A young and beautiful widow, following the death of her first husband the Duke of Longueville, she arrived in Scotland in 1538 to meet her new husband James V. His own first wife, Princess Madeleine of France, had died the year before.
Mary soon had two sons but the infant princes, James and Robert, died within hours of each other in 1541 followed by the king in December 1542. Mary of Guise was left mourning at Linlithgow Palace, a widow for the second time, this time in a foreign land, cradling her six-day old daughter Mary, Queen of Scots.
Rather than being pushed aside by the Scottish noblemen who scrambled to fill the power vacuum, Mary made a stand. Using Stirling Castle as her main power-base she defended the rights of ‘The Little Queen’ and outwitted her rivals. In 1554 she became regent of Scotland.
Mary of Guise used political skill, backed by French money and troops, to repel invading English forces.

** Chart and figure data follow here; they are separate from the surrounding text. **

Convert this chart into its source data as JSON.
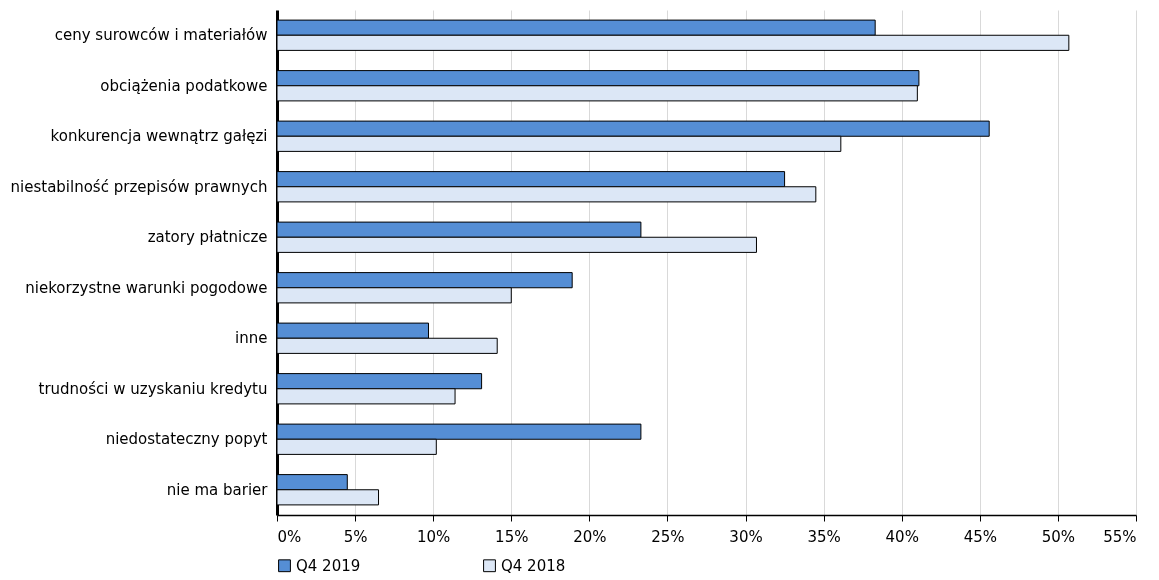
{
  "chart_data": {
    "type": "bar",
    "orientation": "horizontal",
    "categories": [
      "ceny surowców i materiałów",
      "obciążenia podatkowe",
      "konkurencja wewnątrz gałęzi",
      "niestabilność przepisów prawnych",
      "zatory płatnicze",
      "niekorzystne warunki pogodowe",
      "inne",
      "trudności w uzyskaniu kredytu",
      "niedostateczny popyt",
      "nie ma barier"
    ],
    "series": [
      {
        "name": "Q4 2019",
        "color": "#558ed5",
        "values": [
          38.3,
          41.1,
          45.6,
          32.5,
          23.3,
          18.9,
          9.7,
          13.1,
          23.3,
          4.5
        ]
      },
      {
        "name": "Q4 2018",
        "color": "#dce7f6",
        "values": [
          50.7,
          41.0,
          36.1,
          34.5,
          30.7,
          15.0,
          14.1,
          11.4,
          10.2,
          6.5
        ]
      }
    ],
    "xlim": [
      0,
      55
    ],
    "xticks": [
      {
        "value": 0,
        "label": "0%"
      },
      {
        "value": 5,
        "label": "5%"
      },
      {
        "value": 10,
        "label": "10%"
      },
      {
        "value": 15,
        "label": "15%"
      },
      {
        "value": 20,
        "label": "20%"
      },
      {
        "value": 25,
        "label": "25%"
      },
      {
        "value": 30,
        "label": "30%"
      },
      {
        "value": 35,
        "label": "35%"
      },
      {
        "value": 40,
        "label": "40%"
      },
      {
        "value": 45,
        "label": "45%"
      },
      {
        "value": 50,
        "label": "50%"
      },
      {
        "value": 55,
        "label": "55%"
      }
    ],
    "grid": "x",
    "legend": "bottom"
  }
}
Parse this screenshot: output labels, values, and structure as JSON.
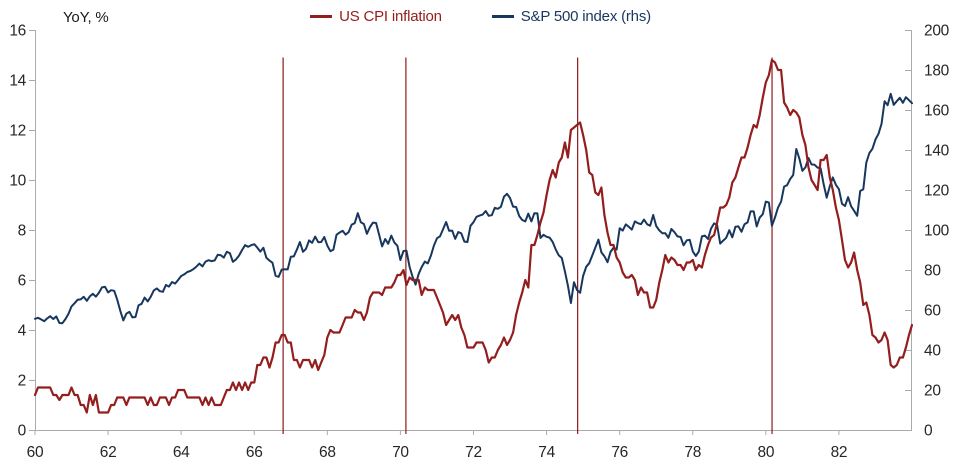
{
  "legend": [
    {
      "label": "US CPI inflation",
      "color": "#941D1D"
    },
    {
      "label": "S&P 500 index (rhs)",
      "color": "#17375E"
    }
  ],
  "chart_data": {
    "type": "line",
    "title": "",
    "left_axis": {
      "title": "YoY, %",
      "min": 0,
      "max": 16,
      "ticks": [
        0,
        2,
        4,
        6,
        8,
        10,
        12,
        14,
        16
      ]
    },
    "right_axis": {
      "title": "",
      "min": 0,
      "max": 200,
      "ticks": [
        0,
        20,
        40,
        60,
        80,
        100,
        120,
        140,
        160,
        180,
        200
      ]
    },
    "x_axis": {
      "ticks": [
        60,
        62,
        64,
        66,
        68,
        70,
        72,
        74,
        76,
        78,
        80,
        82
      ]
    },
    "x_domain": [
      1960,
      1984
    ],
    "x_start_year": 1960,
    "x_points_per_year": 12,
    "grid": false,
    "axis_color": "#ABABAB",
    "tick_text_color": "#262626",
    "event_lines": {
      "color": "#8B1A1A",
      "top_value": 14.9,
      "years": [
        1966.79,
        1970.15,
        1974.85,
        1980.17
      ]
    },
    "series": [
      {
        "name": "US CPI inflation",
        "axis": "left",
        "color": "#941D1D",
        "values": [
          1.4,
          1.7,
          1.7,
          1.7,
          1.7,
          1.7,
          1.4,
          1.4,
          1.2,
          1.4,
          1.4,
          1.4,
          1.7,
          1.4,
          1.4,
          1.0,
          1.0,
          0.7,
          1.4,
          1.0,
          1.4,
          0.7,
          0.7,
          0.7,
          0.7,
          1.0,
          1.0,
          1.3,
          1.3,
          1.3,
          1.0,
          1.3,
          1.3,
          1.3,
          1.3,
          1.3,
          1.3,
          1.0,
          1.3,
          1.0,
          1.0,
          1.3,
          1.3,
          1.3,
          1.0,
          1.3,
          1.3,
          1.6,
          1.6,
          1.6,
          1.3,
          1.3,
          1.3,
          1.3,
          1.3,
          1.0,
          1.3,
          1.0,
          1.3,
          1.0,
          1.0,
          1.0,
          1.3,
          1.6,
          1.6,
          1.9,
          1.6,
          1.9,
          1.6,
          1.9,
          1.6,
          1.9,
          1.9,
          2.6,
          2.6,
          2.9,
          2.9,
          2.5,
          2.9,
          3.5,
          3.5,
          3.8,
          3.8,
          3.5,
          3.5,
          2.8,
          2.8,
          2.5,
          2.8,
          2.8,
          2.8,
          2.5,
          2.8,
          2.4,
          2.7,
          3.0,
          3.7,
          4.0,
          3.9,
          3.9,
          3.9,
          4.2,
          4.5,
          4.5,
          4.5,
          4.8,
          4.7,
          4.7,
          4.4,
          4.7,
          5.3,
          5.5,
          5.5,
          5.5,
          5.4,
          5.7,
          5.7,
          5.7,
          5.9,
          6.2,
          6.2,
          6.4,
          5.8,
          6.1,
          6.0,
          6.0,
          6.0,
          5.4,
          5.7,
          5.6,
          5.6,
          5.6,
          5.3,
          5.0,
          4.7,
          4.2,
          4.4,
          4.6,
          4.4,
          4.6,
          4.1,
          3.8,
          3.3,
          3.3,
          3.3,
          3.5,
          3.5,
          3.5,
          3.2,
          2.7,
          2.9,
          2.9,
          3.2,
          3.4,
          3.7,
          3.4,
          3.6,
          3.9,
          4.6,
          5.1,
          5.5,
          6.0,
          5.7,
          7.4,
          7.4,
          7.8,
          8.3,
          8.7,
          9.4,
          10.0,
          10.4,
          10.1,
          10.7,
          10.9,
          11.5,
          10.9,
          12.0,
          12.1,
          12.2,
          12.3,
          11.8,
          11.2,
          10.3,
          10.2,
          9.5,
          9.4,
          9.7,
          8.6,
          7.9,
          7.4,
          7.4,
          6.9,
          6.7,
          6.3,
          6.1,
          6.1,
          6.2,
          6.0,
          5.4,
          5.7,
          5.5,
          5.5,
          4.9,
          4.9,
          5.2,
          5.9,
          6.4,
          7.0,
          6.7,
          6.9,
          6.8,
          6.6,
          6.6,
          6.4,
          6.7,
          6.7,
          6.8,
          6.4,
          6.6,
          6.5,
          7.0,
          7.4,
          7.7,
          7.8,
          8.3,
          8.9,
          8.9,
          9.0,
          9.3,
          9.9,
          10.1,
          10.5,
          10.9,
          10.9,
          11.3,
          11.8,
          12.2,
          12.1,
          12.6,
          13.3,
          13.9,
          14.2,
          14.8,
          14.7,
          14.4,
          14.4,
          13.1,
          12.9,
          12.6,
          12.8,
          12.7,
          12.5,
          11.8,
          11.4,
          10.5,
          10.0,
          9.8,
          9.6,
          10.8,
          10.8,
          11.0,
          10.1,
          9.6,
          8.9,
          8.4,
          7.6,
          6.8,
          6.5,
          6.7,
          7.1,
          6.4,
          5.9,
          5.0,
          5.1,
          4.6,
          3.8,
          3.7,
          3.5,
          3.6,
          3.9,
          3.6,
          2.6,
          2.5,
          2.6,
          2.9,
          2.9,
          3.3,
          3.8,
          4.2
        ]
      },
      {
        "name": "S&P 500 index (rhs)",
        "axis": "right",
        "color": "#17375E",
        "values": [
          55.6,
          56.1,
          55.3,
          54.4,
          55.8,
          56.9,
          55.5,
          56.8,
          53.5,
          53.4,
          55.5,
          58.1,
          61.8,
          63.4,
          65.1,
          65.3,
          66.6,
          64.6,
          66.8,
          68.1,
          66.7,
          68.6,
          71.3,
          71.6,
          68.8,
          69.9,
          69.6,
          65.2,
          59.6,
          54.8,
          58.2,
          59.1,
          56.3,
          56.5,
          62.3,
          63.1,
          66.2,
          64.3,
          66.6,
          69.8,
          70.8,
          69.4,
          69.1,
          72.5,
          71.7,
          74.0,
          73.2,
          75.0,
          77.0,
          77.8,
          79.0,
          79.5,
          80.4,
          81.7,
          83.2,
          81.8,
          84.2,
          84.9,
          84.4,
          84.8,
          87.6,
          87.4,
          86.2,
          89.1,
          88.4,
          84.1,
          85.3,
          87.2,
          90.0,
          92.4,
          91.6,
          92.4,
          92.9,
          91.2,
          89.2,
          91.1,
          86.1,
          84.7,
          83.6,
          77.1,
          76.6,
          80.2,
          80.4,
          80.3,
          86.6,
          86.8,
          90.2,
          94.0,
          89.1,
          90.6,
          94.8,
          93.6,
          96.7,
          93.9,
          94.0,
          96.5,
          92.2,
          89.4,
          90.2,
          97.6,
          98.7,
          99.6,
          97.7,
          98.9,
          102.7,
          103.4,
          108.4,
          103.9,
          103.0,
          98.1,
          101.5,
          103.7,
          103.5,
          97.7,
          91.8,
          95.5,
          93.1,
          97.2,
          93.8,
          92.1,
          85.0,
          89.5,
          89.6,
          81.5,
          76.6,
          72.7,
          78.1,
          81.5,
          84.2,
          83.3,
          87.2,
          92.2,
          95.9,
          96.8,
          100.3,
          104.0,
          99.6,
          99.7,
          95.6,
          99.0,
          98.3,
          94.2,
          94.0,
          102.1,
          103.9,
          106.6,
          107.2,
          107.7,
          109.5,
          107.1,
          107.4,
          111.1,
          110.6,
          111.6,
          116.7,
          118.1,
          116.0,
          111.7,
          111.5,
          107.0,
          105.0,
          104.3,
          108.2,
          104.3,
          108.4,
          108.3,
          96.0,
          97.6,
          96.6,
          96.2,
          94.0,
          90.3,
          87.3,
          86.0,
          79.3,
          72.2,
          63.5,
          73.9,
          70.0,
          68.6,
          77.0,
          81.6,
          83.4,
          87.3,
          91.2,
          95.2,
          88.8,
          86.9,
          83.9,
          89.0,
          91.2,
          90.2,
          100.9,
          99.7,
          102.8,
          101.6,
          100.2,
          104.3,
          103.4,
          102.9,
          105.2,
          102.9,
          102.1,
          107.5,
          102.0,
          99.8,
          98.4,
          98.4,
          96.1,
          100.5,
          98.9,
          96.8,
          96.5,
          92.3,
          94.8,
          95.1,
          89.3,
          87.0,
          89.2,
          96.8,
          97.2,
          95.5,
          100.7,
          103.3,
          102.5,
          93.2,
          94.7,
          96.1,
          99.9,
          96.3,
          101.6,
          101.8,
          99.1,
          102.9,
          103.8,
          109.3,
          109.3,
          101.8,
          106.2,
          107.9,
          114.2,
          113.7,
          102.1,
          106.3,
          111.2,
          114.2,
          121.7,
          122.4,
          125.5,
          127.5,
          140.5,
          135.8,
          129.6,
          131.3,
          136.0,
          132.8,
          132.6,
          131.2,
          130.9,
          122.8,
          116.2,
          121.9,
          126.3,
          122.6,
          120.4,
          113.1,
          112.0,
          116.4,
          111.9,
          109.6,
          107.1,
          119.5,
          120.4,
          133.7,
          138.5,
          140.6,
          145.3,
          148.1,
          153.0,
          164.4,
          162.4,
          168.1,
          162.6,
          164.4,
          166.1,
          163.6,
          166.4,
          164.9,
          163.4
        ]
      }
    ]
  }
}
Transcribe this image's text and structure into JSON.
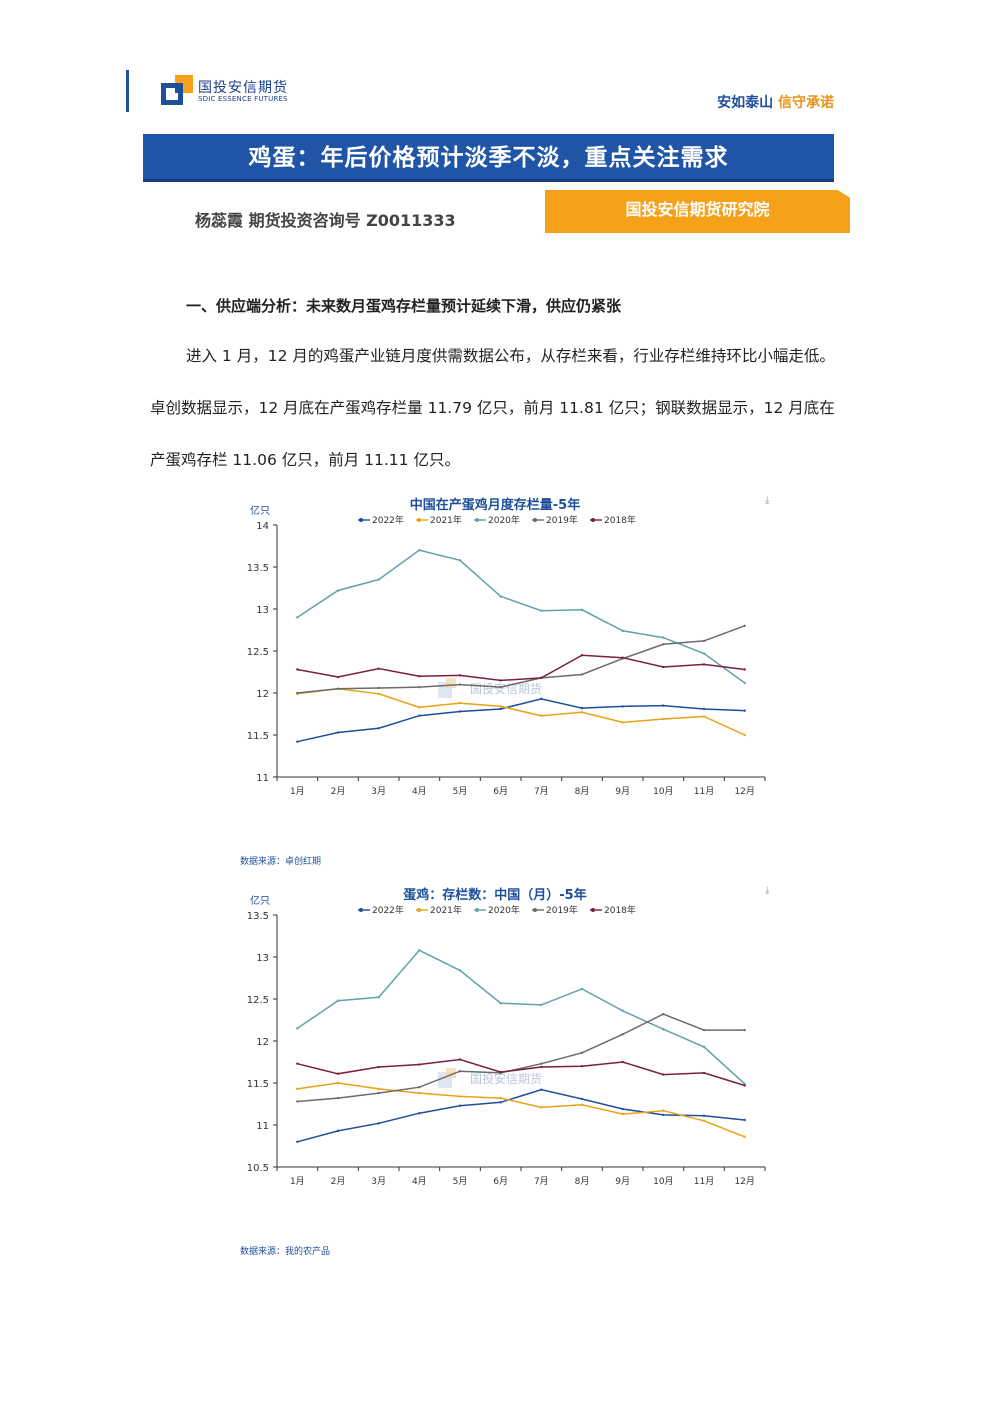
{
  "header": {
    "logo_cn": "国投安信期货",
    "logo_en": "SDIC ESSENCE FUTURES",
    "slogan_a": "安如泰山",
    "slogan_b": "信守承诺"
  },
  "title": "鸡蛋：年后价格预计淡季不淡，重点关注需求",
  "author": "杨蕊霞  期货投资咨询号 Z0011333",
  "institute": "国投安信期货研究院",
  "section_title": "一、供应端分析：未来数月蛋鸡存栏量预计延续下滑，供应仍紧张",
  "paragraph": "进入 1 月，12 月的鸡蛋产业链月度供需数据公布，从存栏来看，行业存栏维持环比小幅走低。卓创数据显示，12 月底在产蛋鸡存栏量 11.79 亿只，前月 11.81 亿只；钢联数据显示，12 月底在产蛋鸡存栏 11.06 亿只，前月 11.11 亿只。",
  "watermark": "国投安信期货",
  "chart_data": [
    {
      "type": "line",
      "title": "中国在产蛋鸡月度存栏量-5年",
      "ylabel": "亿只",
      "ylim": [
        11,
        14
      ],
      "yticks": [
        "14",
        "13.5",
        "13",
        "12.5",
        "12",
        "11.5",
        "11"
      ],
      "categories": [
        "1月",
        "2月",
        "3月",
        "4月",
        "5月",
        "6月",
        "7月",
        "8月",
        "9月",
        "10月",
        "11月",
        "12月"
      ],
      "grid": false,
      "legend_position": "top",
      "source": "数据来源：卓创红期",
      "series": [
        {
          "name": "2022年",
          "color": "#1f4e9c",
          "values": [
            11.42,
            11.53,
            11.58,
            11.73,
            11.78,
            11.81,
            11.93,
            11.82,
            11.84,
            11.85,
            11.81,
            11.79
          ]
        },
        {
          "name": "2021年",
          "color": "#e8a317",
          "values": [
            11.99,
            12.05,
            11.99,
            11.83,
            11.88,
            11.84,
            11.73,
            11.77,
            11.65,
            11.69,
            11.72,
            11.5
          ]
        },
        {
          "name": "2020年",
          "color": "#5ea3a8",
          "values": [
            12.9,
            13.22,
            13.35,
            13.7,
            13.58,
            13.15,
            12.98,
            12.99,
            12.74,
            12.66,
            12.47,
            12.12
          ]
        },
        {
          "name": "2019年",
          "color": "#6b6b6b",
          "values": [
            12.0,
            12.05,
            12.06,
            12.07,
            12.1,
            12.07,
            12.18,
            12.22,
            12.41,
            12.58,
            12.62,
            12.8
          ]
        },
        {
          "name": "2018年",
          "color": "#7a1f3d",
          "values": [
            12.28,
            12.19,
            12.29,
            12.2,
            12.21,
            12.15,
            12.18,
            12.45,
            12.42,
            12.31,
            12.34,
            12.28
          ]
        }
      ]
    },
    {
      "type": "line",
      "title": "蛋鸡：存栏数：中国（月）-5年",
      "ylabel": "亿只",
      "ylim": [
        10.5,
        13.5
      ],
      "yticks": [
        "13.5",
        "13",
        "12.5",
        "12",
        "11.5",
        "11",
        "10.5"
      ],
      "categories": [
        "1月",
        "2月",
        "3月",
        "4月",
        "5月",
        "6月",
        "7月",
        "8月",
        "9月",
        "10月",
        "11月",
        "12月"
      ],
      "grid": false,
      "legend_position": "top",
      "source": "数据来源：我的农产品",
      "series": [
        {
          "name": "2022年",
          "color": "#1f4e9c",
          "values": [
            10.8,
            10.93,
            11.02,
            11.14,
            11.23,
            11.27,
            11.42,
            11.31,
            11.19,
            11.12,
            11.11,
            11.06
          ]
        },
        {
          "name": "2021年",
          "color": "#e8a317",
          "values": [
            11.43,
            11.5,
            11.43,
            11.38,
            11.34,
            11.32,
            11.21,
            11.24,
            11.13,
            11.17,
            11.05,
            10.86
          ]
        },
        {
          "name": "2020年",
          "color": "#5ea3a8",
          "values": [
            12.15,
            12.48,
            12.52,
            13.08,
            12.84,
            12.45,
            12.43,
            12.62,
            12.36,
            12.14,
            11.93,
            11.49
          ]
        },
        {
          "name": "2019年",
          "color": "#6b6b6b",
          "values": [
            11.28,
            11.32,
            11.38,
            11.45,
            11.64,
            11.62,
            11.73,
            11.86,
            12.08,
            12.32,
            12.13,
            12.13
          ]
        },
        {
          "name": "2018年",
          "color": "#7a1f3d",
          "values": [
            11.73,
            11.61,
            11.69,
            11.72,
            11.78,
            11.63,
            11.69,
            11.7,
            11.75,
            11.6,
            11.62,
            11.47
          ]
        }
      ]
    }
  ]
}
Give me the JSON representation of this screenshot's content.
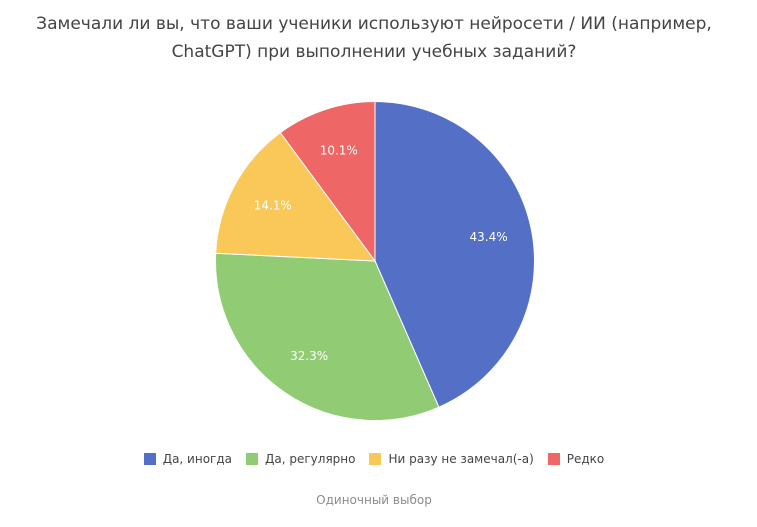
{
  "chart_data": {
    "type": "pie",
    "title_lines": [
      "Замечали ли вы, что ваши ученики используют нейросети / ИИ (например,",
      "ChatGPT) при выполнении учебных заданий?"
    ],
    "slices": [
      {
        "label": "Да, иногда",
        "value": 43.4,
        "value_label": "43.4%",
        "color": "#5470c6"
      },
      {
        "label": "Да, регулярно",
        "value": 32.3,
        "value_label": "32.3%",
        "color": "#91cc75"
      },
      {
        "label": "Ни разу не замечал(-а)",
        "value": 14.1,
        "value_label": "14.1%",
        "color": "#fac858"
      },
      {
        "label": "Редко",
        "value": 10.1,
        "value_label": "10.1%",
        "color": "#ee6666"
      }
    ],
    "legend_position": "bottom",
    "footer": "Одиночный выбор"
  }
}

The last great champion of the Auld Alliance, which had existed between Scotland and France since 1295, she fought for her beliefs right up to her death at Edinburgh Castle in June 1560. Only then did an Anglo-Scottish army overcome the determination of French defenders holding the port of Leith, making way for the Protestant Reformation to triumph.
All that Mary of Guise had worked for seemed to have crumbled. But the following year her Catholic daughter, Mary, Queen of Scots returned from France and stepped ashore at Leith to begin her personal rule of Protestant Scotland. And in 1566 a grandson was born, who later became James VI and I, uniting the Scottish and English thrones and ending centuries of strife.
Danger was never far from Mary of Guise. In 1548 she was fortunate to recover from a disease thought to be plague. Later, at the siege of Haddington, she was lucky to escape when 16 gentlemen and many others around her were killed by English gunfire.